Dans la sérénité d’un soir calme et vermeil,
Luire, comme un trophée, aux rayons du soleil !



Nous, nous n’avons connu que le froid et la neige,
La lutte sans espoir et l’horreur d’un long siège ;
Et nous ne pouvons plus, vaincus des temps passés,
Être de la bataille où vous vous élancez !
Mais que ce soit le fils ou le père, qu’importe ?
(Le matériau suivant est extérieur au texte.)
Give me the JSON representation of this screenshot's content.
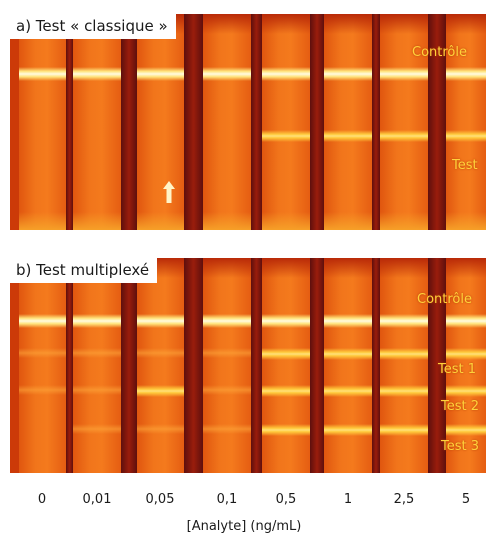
{
  "panel_a": {
    "title": "a) Test « classique »",
    "control_label": "Contrôle",
    "test_label": "Test"
  },
  "panel_b": {
    "title": "b) Test multiplexé",
    "control_label": "Contrôle",
    "test_labels": [
      "Test 1",
      "Test 2",
      "Test 3"
    ]
  },
  "concentrations": [
    "0",
    "0,01",
    "0,05",
    "0,1",
    "0,5",
    "1",
    "2,5",
    "5"
  ],
  "axis_title": "[Analyte] (ng/mL)",
  "colors": {
    "strip_background": "#f1751b",
    "control_band": "#fffbe0",
    "test_band": "#ffc93c",
    "label_color": "#ffd23a",
    "arrow_color": "#fff4c8"
  },
  "icons": [
    "up-arrow-icon"
  ]
}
Pourvu que l’on triomphe, et que d’une main forte
Vous sachiez retenir sous nos clairs étendards
Cette Victoire, fille étrange des hasards,
Mais quelquefois aussi des justices sacrées ;
Pourvu que nous puissions voir les plaines dorées
De l’Alsace-Lorraine, et ses prés, et ses bois
Redevenir bientôt français comme autrefois ;
Pourvu que nous puissions, au nom de la Patrie,
Arrêter ce hideux torrent de barbarie ;
Pourvu que nous puissions, après de tels forfaits,

Savourer le baiser candide de la paix…
Oh ! oui ! pourvu qu’un jour ces choses-là soient faites,
Par vous nous jouirons d’incomparables fêtes,
Et peut-être envieux de vous, mais non jaloux,
Au nom du cher pays et de son ciel si doux,
Au nom de nos aïeux dans leurs tombes fermées
Suivant de leurs yeux morts le vol de nos armées,
Nos fronts seront courbés devant vos jeunes fronts,
Ô chers enfants de France, et nous vous bénirons,
Du seuil de la maison que vous aurez sauvée
Pour notre vieille gloire enfuie… et retrouvée !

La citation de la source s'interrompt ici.